The core tenet of the degrowth agenda is to reduce consumption, both to consume fewer goods and to use less technology. Intermittent energy fits in with this narrative and is therefore embraced by the wider movement, although there are some more radical degrowthers who are against large-scale energy consumption altogether, including wind and solar power. Anti-nuclear activists worry that abundant reliable energy will lead to continued consumption and therefore continued Capitalism, which is the ‘system’ they want to bring down. They ignore entirely the fact that increased consumption of energy is the reason so many of us have been able to escape poverty, and that human prosperity rises in line with increased access to energy.
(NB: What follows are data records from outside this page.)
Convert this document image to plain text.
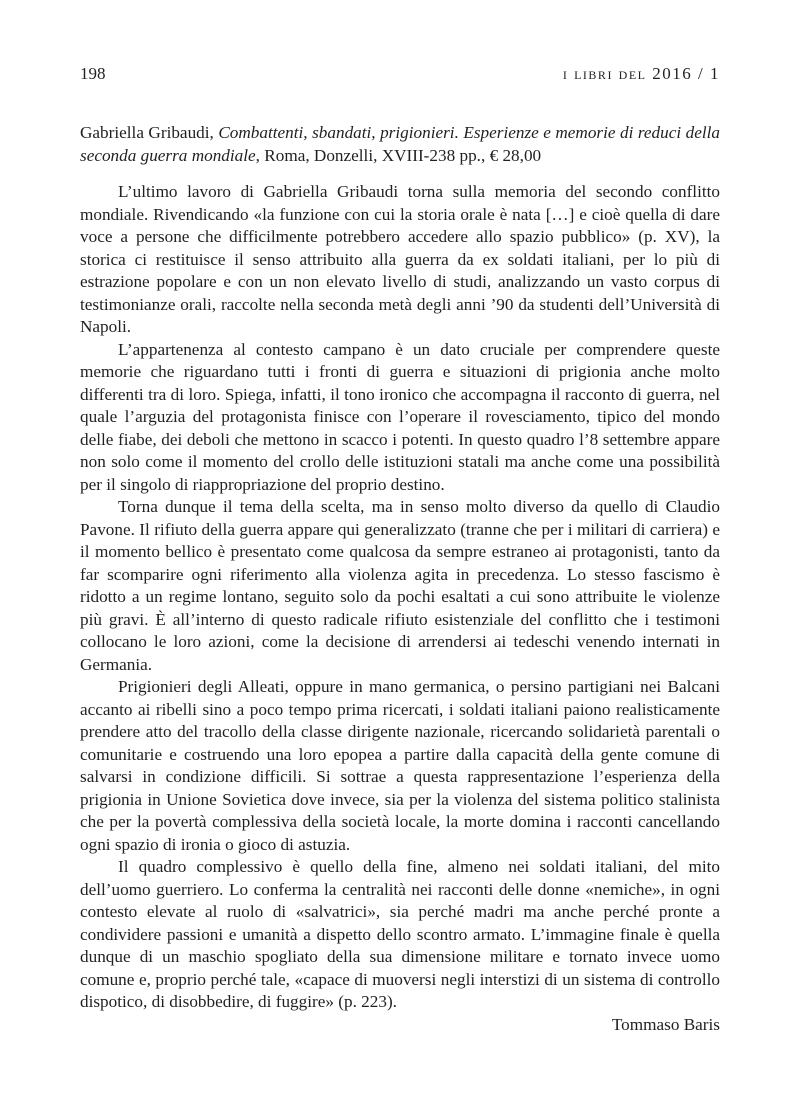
198	i libri del 2016 / 1
Gabriella Gribaudi, Combattenti, sbandati, prigionieri. Esperienze e memorie di reduci della seconda guerra mondiale, Roma, Donzelli, XVIII-238 pp., € 28,00

L’ultimo lavoro di Gabriella Gribaudi torna sulla memoria del secondo conflitto mondiale. Rivendicando «la funzione con cui la storia orale è nata […] e cioè quella di dare voce a persone che difficilmente potrebbero accedere allo spazio pubblico» (p. XV), la storica ci restituisce il senso attribuito alla guerra da ex soldati italiani, per lo più di estrazione popolare e con un non elevato livello di studi, analizzando un vasto corpus di testimonianze orali, raccolte nella seconda metà degli anni ’90 da studenti dell’Università di Napoli.

L’appartenenza al contesto campano è un dato cruciale per comprendere queste memorie che riguardano tutti i fronti di guerra e situazioni di prigionia anche molto differenti tra di loro. Spiega, infatti, il tono ironico che accompagna il racconto di guerra, nel quale l’arguzia del protagonista finisce con l’operare il rovesciamento, tipico del mondo delle fiabe, dei deboli che mettono in scacco i potenti. In questo quadro l’8 settembre appare non solo come il momento del crollo delle istituzioni statali ma anche come una possibilità per il singolo di riappropriazione del proprio destino.

Torna dunque il tema della scelta, ma in senso molto diverso da quello di Claudio Pavone. Il rifiuto della guerra appare qui generalizzato (tranne che per i militari di carriera) e il momento bellico è presentato come qualcosa da sempre estraneo ai protagonisti, tanto da far scomparire ogni riferimento alla violenza agita in precedenza. Lo stesso fascismo è ridotto a un regime lontano, seguito solo da pochi esaltati a cui sono attribuite le violenze più gravi. È all’interno di questo radicale rifiuto esistenziale del conflitto che i testimoni collocano le loro azioni, come la decisione di arrendersi ai tedeschi venendo internati in Germania.

Prigionieri degli Alleati, oppure in mano germanica, o persino partigiani nei Balcani accanto ai ribelli sino a poco tempo prima ricercati, i soldati italiani paiono realisticamente prendere atto del tracollo della classe dirigente nazionale, ricercando solidarietà parentali o comunitarie e costruendo una loro epopea a partire dalla capacità della gente comune di salvarsi in condizione difficili. Si sottrae a questa rappresentazione l’esperienza della prigionia in Unione Sovietica dove invece, sia per la violenza del sistema politico stalinista che per la povertà complessiva della società locale, la morte domina i racconti cancellando ogni spazio di ironia o gioco di astuzia.

Il quadro complessivo è quello della fine, almeno nei soldati italiani, del mito dell’uomo guerriero. Lo conferma la centralità nei racconti delle donne «nemiche», in ogni contesto elevate al ruolo di «salvatrici», sia perché madri ma anche perché pronte a condividere passioni e umanità a dispetto dello scontro armato. L’immagine finale è quella dunque di un maschio spogliato della sua dimensione militare e tornato invece uomo comune e, proprio perché tale, «capace di muoversi negli interstizi di un sistema di controllo dispotico, di disobbedire, di fuggire» (p. 223).

Tommaso Baris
While millions of people still live in energy poverty, the West is making a tragic mistake of allowing policy to be informed by degrowth ideology. A classic case study is Germany’s decision to close all of its nuclear power plants, putting thousands of workers out of jobs, increasing reliance on burning coal, and leading to some of the most expensive electricity prices in Europe which has led to an exodus of manufacturers which economists are calling deindustrialisation.
The greatest irony of all is that the same organisations that protest climate change argue that we need to ‘follow the science’ on climate while simultaneously ignoring the evidence for how essential nuclear energy is to this fight. To truly protect the planet, stop climate change, and protect all life on our planet, we need to aim for energy abundance and continued growth, not idolise scarcity and poverty. To do this we need to truly ‘follow the science’ and use more technology, not less, a significant slice of which is clean, reliable, dependable nuclear energy.